地面に足が着くタイミングで風の力で押し上げてもらい、それを前へ進む推進力にすると。でも、それは、精霊との連携が上手くいかないと出来ない芸当なはず。
「だから、僕ちょっとズルしちゃってたんだ。へへっ」
決まり悪そうに笑うセバスチャンの手をガシッと私は掴む。
「スゴいじゃないかー! それ、セバスチャンが自分で考えたの?」
「う、うん」
「スゴいよ、スゴい! 考えてすぐ出来るなんてさ!」
「そ、そうかな?」
怒られるんじゃないかと思っていたセバスチャンは、逆に前のめりな私に目をぱちくりさせていたが、やがて誉められて嬉しそうに笑う。

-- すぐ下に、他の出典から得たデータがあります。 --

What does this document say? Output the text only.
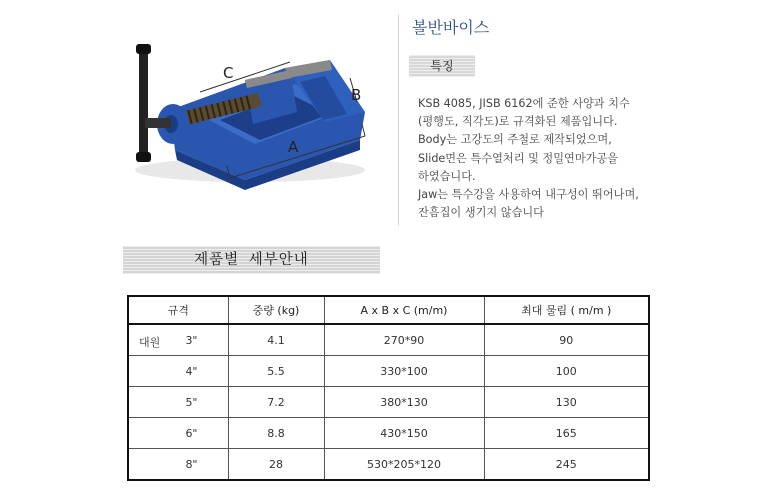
C
B
A
볼반바이스
특징
KSB 4085, JISB 6162에 준한 사양과 치수
(평행도, 직각도)로 규격화된 제품입니다.
Body는 고강도의 주철로 제작되었으며,
Slide면은 특수열처리 및 정밀연마가공을
하였습니다.
Jaw는 특수강을 사용하여 내구성이 뛰어나며,
잔흠집이 생기지 않습니다
제품별 세부안내
규격	중량 (kg)	A x B x C (m/m)	최대 물림 ( m/m )

대원 3"	4.1	270*90	90
4"	5.5	330*100	100
5"	7.2	380*130	130
6"	8.8	430*150	165
8"	28	530*205*120	245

この世界に慣れて来たとはいえ、精霊の存在を忘れがちな私。なので、自然と精霊の力を取り入れたセバスチャンにただ感心するしかなかった。
子供の柔軟な思考も多いに関わってるのかもしれないなぁ。いや、もしかしたら弟は天才なんじゃないかしら? とうつらうつらし始めながら、ぼんやりセバスチャンを見て思う。
「私も風の精霊がいたら、セバスチャンのように軽やかに走れるのかなぁ」
欠伸混じりに呟いた私は、真面目な顔で私を見るセバスチャンの表情を知る事無く、目を閉じていた。